"Dulu, ketika kakek masih seusia kamu, kakek juga sering bermain ke bendungan sana. Tapi untuk sekadar tadabur alam. Bukan untuk takjil gratis, hehehe... tapi saat kemudian bulan Ramadhan tiba, kakek tak pernah lagi bermain ke sana. Kakek khawatir akan lebih banyak madhorotnya ketimbang maslahat."
"Oh begitu... " sahut pemuda, menahan malu.
Keduanya bergeming, dipandanginya matahari itu yang semakin surut perlahan.
Tidak lama kemudian, kakek itu kembali bertanya, "eh... tadi, sudah sampai di mana?" Seakan keindahan matahari itu membuat kakek lupa dengan apa yang sebelumnya tengah dibicarakan.
"Hhhh... soal kesiapan ruhani, kek." Celetuk pemuda itu, usai menerka-nerka.
"Oh iya... jadi, untuk memenuhi segala kesiapan ruhani, kamu harus tulus berkorban."
"Berkorban yang bagaimana, kek, maksudnya?"

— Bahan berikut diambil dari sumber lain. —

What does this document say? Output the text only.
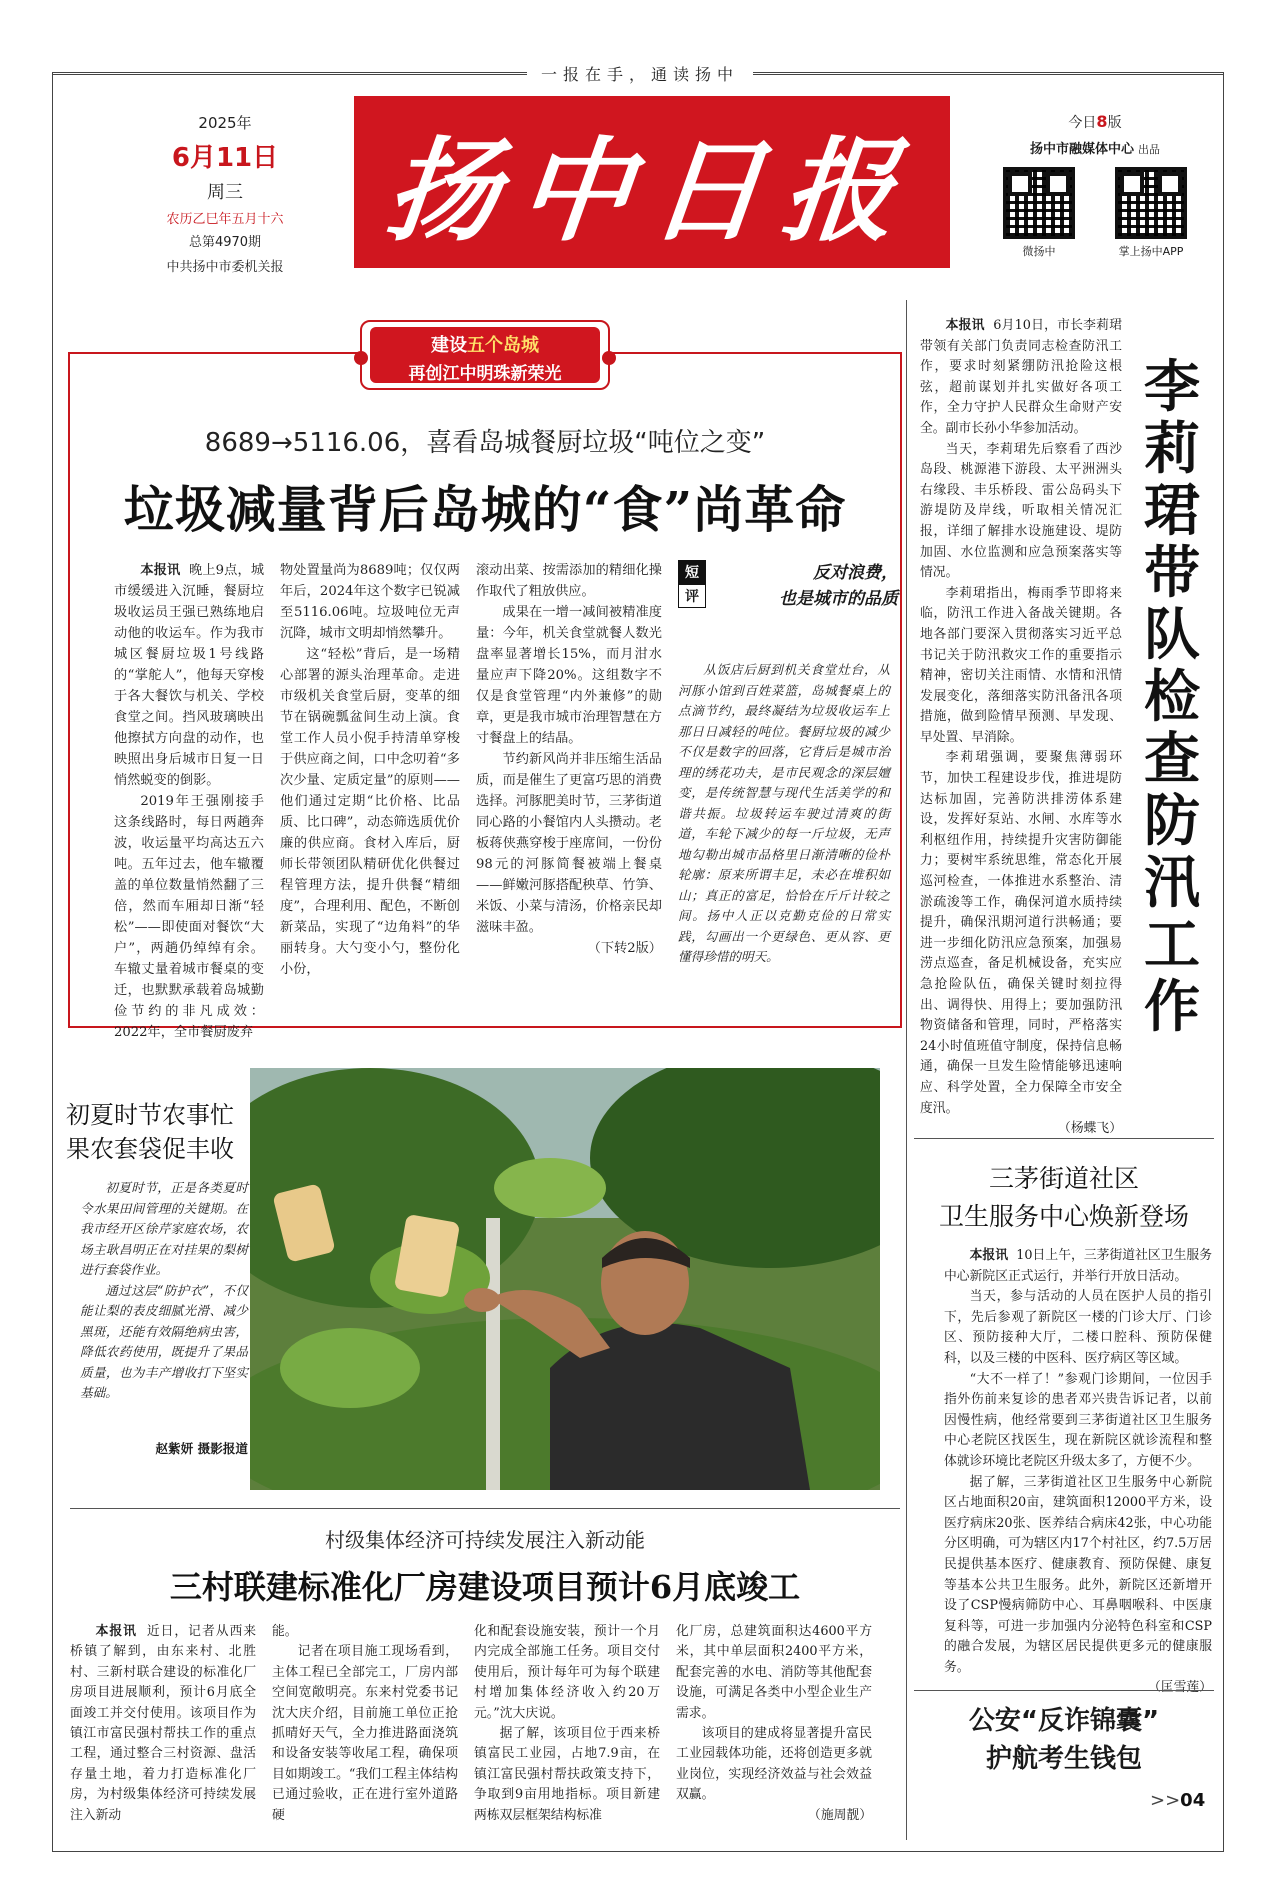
一报在手，通读扬中
2025年
6月11日
周三
农历乙巳年五月十六
总第4970期
中共扬中市委机关报
扬中日报
今日8版
扬中市融媒体中心 出品
微扬中	掌上扬中APP
建设五个岛城
再创江中明珠新荣光
8689→5116.06，喜看岛城餐厨垃圾“吨位之变”
垃圾减量背后岛城的“食”尚革命

本报讯 晚上9点，城市缓缓进入沉睡，餐厨垃圾收运员王强已熟练地启动他的收运车。作为我市城区餐厨垃圾1号线路的“掌舵人”，他每天穿梭于各大餐饮与机关、学校食堂之间。挡风玻璃映出他擦拭方向盘的动作，也映照出身后城市日复一日悄然蜕变的倒影。

2019年王强刚接手这条线路时，每日两趟奔波，收运量平均高达五六吨。五年过去，他车辙覆盖的单位数量悄然翻了三倍，然而车厢却日渐“轻松”——即使面对餐饮“大户”，两趟仍绰绰有余。车辙丈量着城市餐桌的变迁，也默默承载着岛城勤俭节约的非凡成效：2022年，全市餐厨废弃

物处置量尚为8689吨；仅仅两年后，2024年这个数字已锐减至5116.06吨。垃圾吨位无声沉降，城市文明却悄然攀升。

这“轻松”背后，是一场精心部署的源头治理革命。走进市级机关食堂后厨，变革的细节在锅碗瓢盆间生动上演。食堂工作人员小倪手持清单穿梭于供应商之间，口中念叨着“多次少量、定质定量”的原则——他们通过定期“比价格、比品质、比口碑”，动态筛选质优价廉的供应商。食材入库后，厨师长带领团队精研优化供餐过程管理方法，提升供餐“精细度”，合理利用、配色，不断创新菜品，实现了“边角料”的华丽转身。大勺变小勺，整份化小份，

滚动出菜、按需添加的精细化操作取代了粗放供应。

成果在一增一减间被精准度量：今年，机关食堂就餐人数光盘率显著增长15%，而月泔水量应声下降20%。这组数字不仅是食堂管理“内外兼修”的勋章，更是我市城市治理智慧在方寸餐盘上的结晶。

节约新风尚并非压缩生活品质，而是催生了更富巧思的消费选择。河豚肥美时节，三茅街道同心路的小餐馆内人头攒动。老板蒋侠燕穿梭于座席间，一份份98元的河豚简餐被端上餐桌——鲜嫩河豚搭配秧草、竹笋、米饭、小菜与清汤，价格亲民却滋味丰盈。

（下转2版）

短
评
反对浪费，
也是城市的品质

从饭店后厨到机关食堂灶台，从河豚小馆到百姓菜篮，岛城餐桌上的点滴节约，最终凝结为垃圾收运车上那日日减轻的吨位。餐厨垃圾的减少不仅是数字的回落，它背后是城市治理的绣花功夫，是市民观念的深层嬗变，是传统智慧与现代生活美学的和谐共振。垃圾转运车驶过清爽的街道，车轮下减少的每一斤垃圾，无声地勾勒出城市品格里日渐清晰的俭朴轮廓：原来所谓丰足，未必在堆积如山；真正的富足，恰恰在斤斤计较之间。扬中人正以克勤克俭的日常实践，勾画出一个更绿色、更从容、更懂得珍惜的明天。

本报讯 6月10日，市长李莉珺带领有关部门负责同志检查防汛工作，要求时刻紧绷防汛抢险这根弦，超前谋划并扎实做好各项工作，全力守护人民群众生命财产安全。副市长孙小华参加活动。

当天，李莉珺先后察看了西沙岛段、桃源港下游段、太平洲洲头右缘段、丰乐桥段、雷公岛码头下游堤防及岸线，听取相关情况汇报，详细了解排水设施建设、堤防加固、水位监测和应急预案落实等情况。

李莉珺指出，梅雨季节即将来临，防汛工作进入备战关键期。各地各部门要深入贯彻落实习近平总书记关于防汛救灾工作的重要指示精神，密切关注雨情、水情和汛情发展变化，落细落实防汛备汛各项措施，做到险情早预测、早发现、早处置、早消除。

李莉珺强调，要聚焦薄弱环节，加快工程建设步伐，推进堤防达标加固，完善防洪排涝体系建设，发挥好泵站、水闸、水库等水利枢纽作用，持续提升灾害防御能力；要树牢系统思维，常态化开展巡河检查，一体推进水系整治、清淤疏浚等工作，确保河道水质持续提升，确保汛期河道行洪畅通；要进一步细化防汛应急预案，加强易涝点巡查，备足机械设备，充实应急抢险队伍，确保关键时刻拉得出、调得快、用得上；要加强防汛物资储备和管理，同时，严格落实24小时值班值守制度，保持信息畅通，确保一旦发生险情能够迅速响应、科学处置，全力保障全市安全度汛。

（杨蝶飞）

李莉珺带队检查防汛工作
三茅街道社区
卫生服务中心焕新登场

本报讯 10日上午，三茅街道社区卫生服务中心新院区正式运行，并举行开放日活动。

当天，参与活动的人员在医护人员的指引下，先后参观了新院区一楼的门诊大厅、门诊区、预防接种大厅，二楼口腔科、预防保健科，以及三楼的中医科、医疗病区等区域。

“大不一样了！”参观门诊期间，一位因手指外伤前来复诊的患者邓兴贵告诉记者，以前因慢性病，他经常要到三茅街道社区卫生服务中心老院区找医生，现在新院区就诊流程和整体就诊环境比老院区升级太多了，方便不少。

据了解，三茅街道社区卫生服务中心新院区占地面积20亩，建筑面积12000平方米，设医疗病床20张、医养结合病床42张，中心功能分区明确，可为辖区内17个村社区，约7.5万居民提供基本医疗、健康教育、预防保健、康复等基本公共卫生服务。此外，新院区还新增开设了CSP慢病筛防中心、耳鼻咽喉科、中医康复科等，可进一步加强内分泌特色科室和CSP的融合发展，为辖区居民提供更多元的健康服务。

（匡雪莲）

公安“反诈锦囊”
护航考生钱包
>>04
初夏时节农事忙
果农套袋促丰收

初夏时节，正是各类夏时令水果田间管理的关键期。在我市经开区徐芹家庭农场，农场主耿昌明正在对挂果的梨树进行套袋作业。

通过这层“防护衣”，不仅能让梨的表皮细腻光滑、减少黑斑，还能有效隔绝病虫害，降低农药使用，既提升了果品质量，也为丰产增收打下坚实基础。

赵紫妍 摄影报道
村级集体经济可持续发展注入新动能
三村联建标准化厂房建设项目预计6月底竣工

本报讯 近日，记者从西来桥镇了解到，由东来村、北胜村、三新村联合建设的标准化厂房项目进展顺利，预计6月底全面竣工并交付使用。该项目作为镇江市富民强村帮扶工作的重点工程，通过整合三村资源、盘活存量土地，着力打造标准化厂房，为村级集体经济可持续发展注入新动

能。

记者在项目施工现场看到，主体工程已全部完工，厂房内部空间宽敞明亮。东来村党委书记沈大庆介绍，目前施工单位正抢抓晴好天气，全力推进路面浇筑和设备安装等收尾工程，确保项目如期竣工。“我们工程主体结构已通过验收，正在进行室外道路硬

化和配套设施安装，预计一个月内完成全部施工任务。项目交付使用后，预计每年可为每个联建村增加集体经济收入约20万元。”沈大庆说。

据了解，该项目位于西来桥镇富民工业园，占地7.9亩，在镇江富民强村帮扶政策支持下，争取到9亩用地指标。项目新建两栋双层框架结构标准

化厂房，总建筑面积达4600平方米，其中单层面积2400平方米，配套完善的水电、消防等其他配套设施，可满足各类中小型企业生产需求。

该项目的建成将显著提升富民工业园载体功能，还将创造更多就业岗位，实现经济效益与社会效益双赢。

（施周靓）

"Berkorban itu berasal dari akar kata qurban. Qa-ra-ba. Yaitu berarti dekat. Maksudnya dengan berkorban, maka jiwa atau ruhani seorang hamba menjadi dekat dengan Tuhan. Adapun beberapa cara untuk mendekatkan jiwa kita dengan Tuhan, yaitu senantiasa menjalankan ibadah puasa secara benar. Kemudian memperbanyak qiyam-u 'l-layl dan berdzikir, perenungan, serta ihtisab."[1] Jelas kakek, seraya berdiri. Kemudian masuk ke dalam rumah, hendak membenahi sajian makanan dan minuman untuk membatalkan puasanya.
Pemuda itu celingukan, setelah ditinggalkan sendirian di teras rumah oleh kakeknya. Sesaat ia tersadar, arloji di pergelangan tangannya menunjukkan pukul 17:19 waktu setempat.
"Kek... tunggu! Terus kalo ihtisab, itu artinya apa, kek?" Teriaknya, sekilas beringsut ke dalam rumah. Menyusul kakeknya.
Sementara dari arah Timur, terdengar beberapa suara kumandang adzan berlanggam variatif.